Tarek’s brother Tamer spoke in support of him this weekend in Detroit, however Tamer’s speech almost amounted to further evidence against his brother, as he spoke for about 15 minutes, railing against the existence in the Muslim community of “snitches.” The use of the term “snitch” already implies that his brother is guilty–as usually a snitch is someone who reveals what was intended to be a secret.  The implication is that Tarek had committed conspiracy, wanted to keep it secret, and Tamer is angry because the “snitches” revealed the secret.

But thank God they did.  Better for Tarek to rot in jail, frustrated in his intention to blot out the lives of innocent civilians.
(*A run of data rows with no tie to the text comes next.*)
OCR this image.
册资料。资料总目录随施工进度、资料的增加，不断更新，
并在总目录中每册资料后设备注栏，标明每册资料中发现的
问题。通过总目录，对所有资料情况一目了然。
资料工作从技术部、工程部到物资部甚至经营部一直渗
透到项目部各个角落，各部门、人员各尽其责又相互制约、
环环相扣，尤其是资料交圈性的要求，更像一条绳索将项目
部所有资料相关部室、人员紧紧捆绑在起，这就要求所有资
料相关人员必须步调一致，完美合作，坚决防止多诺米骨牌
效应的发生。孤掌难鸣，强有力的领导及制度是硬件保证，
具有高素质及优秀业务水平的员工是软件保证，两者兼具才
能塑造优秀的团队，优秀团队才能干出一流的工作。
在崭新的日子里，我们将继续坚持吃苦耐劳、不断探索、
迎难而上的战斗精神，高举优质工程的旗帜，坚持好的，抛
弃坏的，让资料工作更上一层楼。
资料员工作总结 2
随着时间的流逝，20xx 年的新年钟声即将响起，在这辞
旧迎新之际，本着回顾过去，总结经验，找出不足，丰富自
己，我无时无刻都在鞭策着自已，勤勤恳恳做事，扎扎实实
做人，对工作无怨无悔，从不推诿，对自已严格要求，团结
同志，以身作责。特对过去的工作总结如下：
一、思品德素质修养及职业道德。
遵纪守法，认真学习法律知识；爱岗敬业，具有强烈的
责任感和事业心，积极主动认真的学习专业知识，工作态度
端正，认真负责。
If all Tamer Mehanna can say for 15 minutes is that snitches are bad, he begs the question whether his brother is fully guilty, and also whether he himself is supportive of his brother’s alleged crimes. 
But most of the people discussed at the meeting Saturday appeared far more innocent than Tarek Mehanna. Behind  the speakers was a board on which were posted the names of about 100 people termed victims of preemptive prosecution. 

Present at the meeting were many activists on behalf of many of those “preemptively prosecuted,” and the most effective presentation was a video about Sami Al-Arian, which advocated his innocence, and expressed the capricious nature of the US prosecution of his case–where when Al-Arian was acquitted of all charges they rearrested him and continued to detain him.

This event was slightly misguided in the ways mentioned above, but the point still stands that the US government has overplayed its hand in the war on terror, by brutally pursuing many who are in fact innocent, and by deliberately detaining them beyond the point at which it becomes obvious that they are innocent.